You don't have to worry about synchronization because each of these tasks can't run concurrently. BeginDoWork registers the continuation just before returning, so it's already practically done when the continuation can run. EndDoWork will probably not be called until the continuation is complete; but even if it is, it will block until the continuation is complete.
(Technically, the continuation can start running before BeginDoWork completes, but BeginDoWork just returns at that point, so it doesn't matter).
3. When I’m waiting for the “awaitable” code, is that thread released and goes back to the thread pool to execute more requests?
Yes.
3.1. If So, I suppose that when I get a result from the await Task, the execution completes on the same thread that the call before. Is that possible? What happen if that thread is processing another request?

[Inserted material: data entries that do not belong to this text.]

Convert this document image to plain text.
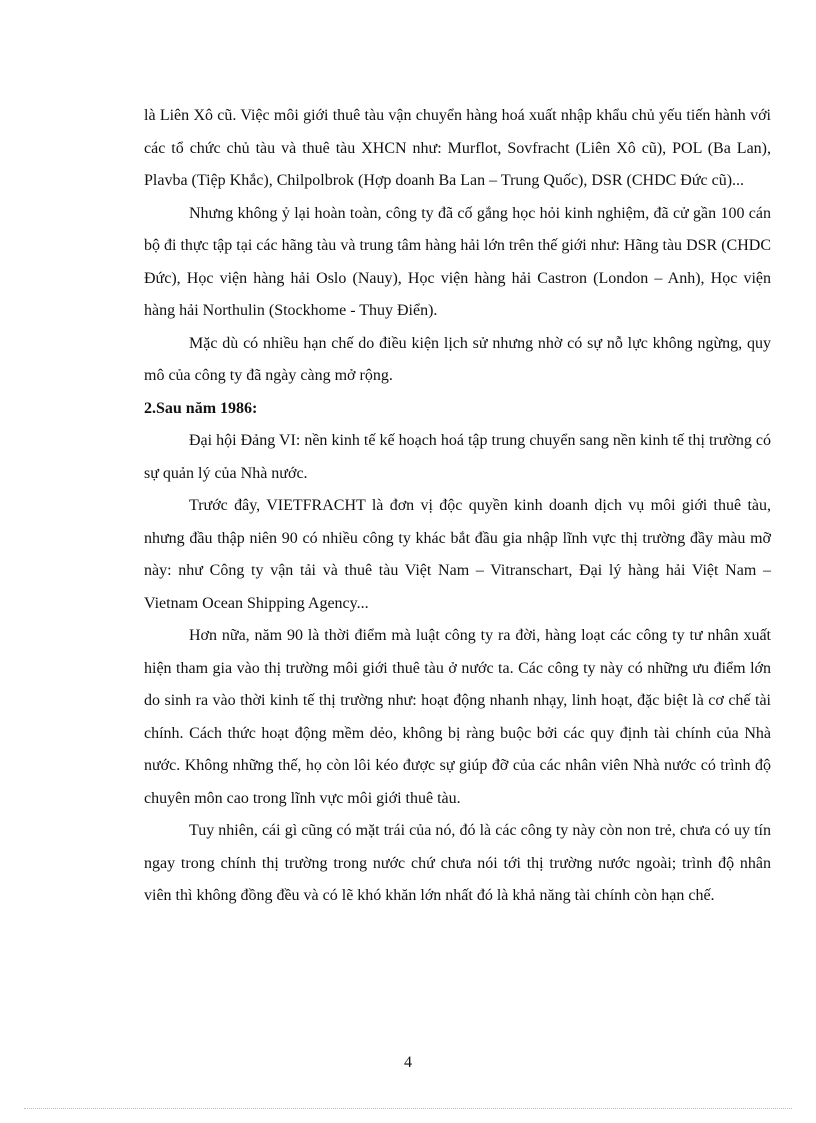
là Liên Xô cũ. Việc môi giới thuê tàu vận chuyển hàng hoá xuất nhập khẩu chủ yếu tiến hành với các tổ chức chủ tàu và thuê tàu XHCN như: Murflot, Sovfracht (Liên Xô cũ), POL (Ba Lan), Plavba (Tiệp Khắc), Chilpolbrok (Hợp doanh Ba Lan – Trung Quốc), DSR (CHDC Đức cũ)...

Nhưng không ỷ lại hoàn toàn, công ty đã cố gắng học hỏi kinh nghiệm, đã cử gần 100 cán bộ đi thực tập tại các hãng tàu và trung tâm hàng hải lớn trên thế giới như: Hãng tàu DSR (CHDC Đức), Học viện hàng hải Oslo (Nauy), Học viện hàng hải Castron (London – Anh), Học viện hàng hải Northulin (Stockhome - Thuy Điển).

Mặc dù có nhiều hạn chế do điều kiện lịch sử nhưng nhờ có sự nỗ lực không ngừng, quy mô của công ty đã ngày càng mở rộng.

2.Sau năm 1986:

Đại hội Đảng VI: nền kinh tế kế hoạch hoá tập trung chuyển sang nền kinh tế thị trường có sự quản lý của Nhà nước.

Trước đây, VIETFRACHT là đơn vị độc quyền kinh doanh dịch vụ môi giới thuê tàu, nhưng đầu thập niên 90 có nhiều công ty khác bắt đầu gia nhập lĩnh vực thị trường đầy màu mỡ này: như Công ty vận tải và thuê tàu Việt Nam – Vitranschart, Đại lý hàng hải Việt Nam – Vietnam Ocean Shipping Agency...

Hơn nữa, năm 90 là thời điểm mà luật công ty ra đời, hàng loạt các công ty tư nhân xuất hiện tham gia vào thị trường môi giới thuê tàu ở nước ta. Các công ty này có những ưu điểm lớn do sinh ra vào thời kinh tế thị trường như: hoạt động nhanh nhạy, linh hoạt, đặc biệt là cơ chế tài chính. Cách thức hoạt động mềm dẻo, không bị ràng buộc bởi các quy định tài chính của Nhà nước. Không những thế, họ còn lôi kéo được sự giúp đỡ của các nhân viên Nhà nước có trình độ chuyên môn cao trong lĩnh vực môi giới thuê tàu.

Tuy nhiên, cái gì cũng có mặt trái của nó, đó là các công ty này còn non trẻ, chưa có uy tín ngay trong chính thị trường trong nước chứ chưa nói tới thị trường nước ngoài; trình độ nhân viên thì không đồng đều và có lẽ khó khăn lớn nhất đó là khả năng tài chính còn hạn chế.

4
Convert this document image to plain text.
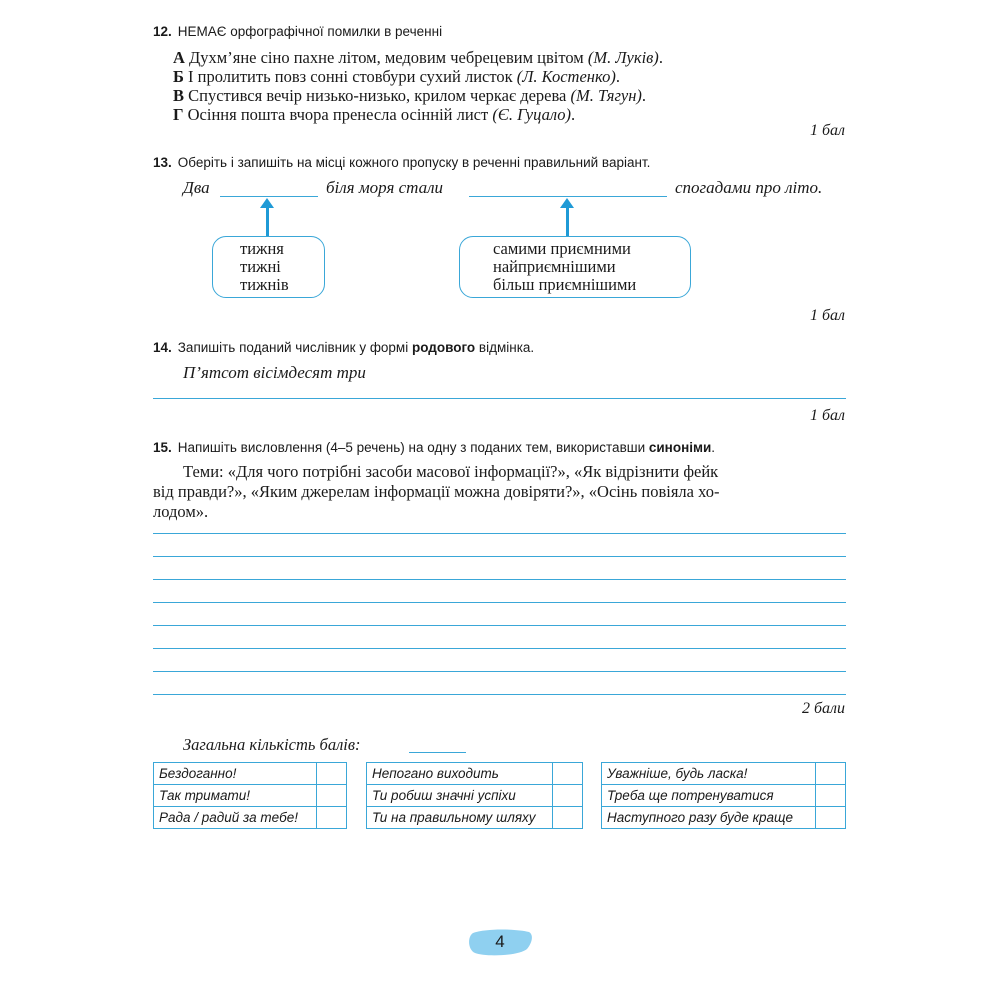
12. НЕМАЄ орфографічної помилки в реченні
А Духм’яне сіно пахне літом, медовим чебрецевим цвітом (М. Луків).
Б І пролитить повз сонні стовбури сухий листок (Л. Костенко).
В Спустився вечір низько-низько, крилом черкає дерева (М. Тягун).
Г Осіння пошта вчора пренесла осінній лист (Є. Гуцало).
1 бал
13. Оберіть і запишіть на місці кожного пропуску в реченні правильний варіант.
Два	біля моря стали	спогадами про літо.
тижня
тижні
тижнів
самими приємними
найприємнішими
більш приємнішими
1 бал
14. Запишіть поданий числівник у формі родового відмінка.
П’ятсот вісімдесят три
1 бал
15. Напишіть висловлення (4–5 речень) на одну з поданих тем, використавши синоніми.
Теми: «Для чого потрібні засоби масової інформації?», «Як відрізнити фейк
від правди?», «Яким джерелам інформації можна довіряти?», «Осінь повіяла хо-
лодом».
2 бали
Загальна кількість балів:
Бездоганно!	
Так тримати!	
Рада / радий за тебе!	
Непогано виходить	
Ти робиш значні успіхи	
Ти на правильному шляху	
Уважніше, будь ласка!	
Треба ще потренуватися	
Наступного разу буде краще	
4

No. Your host (in this case, ASP.NET) may continue the async methods on any thread it happens to have available.
This is perfectly safe because only one thread is executing at a time.
P.S. I recommend
var result = await Task.WhenAll(doWorkOne, doWorkTwo);
return result[0] + result[1];
instead of
var result = await Task.WhenAll(doWorkOne, doWorkTwo);
return doWorkOne.Result + doWorkTwo.Result;
because Task.Result should be avoided in async programming.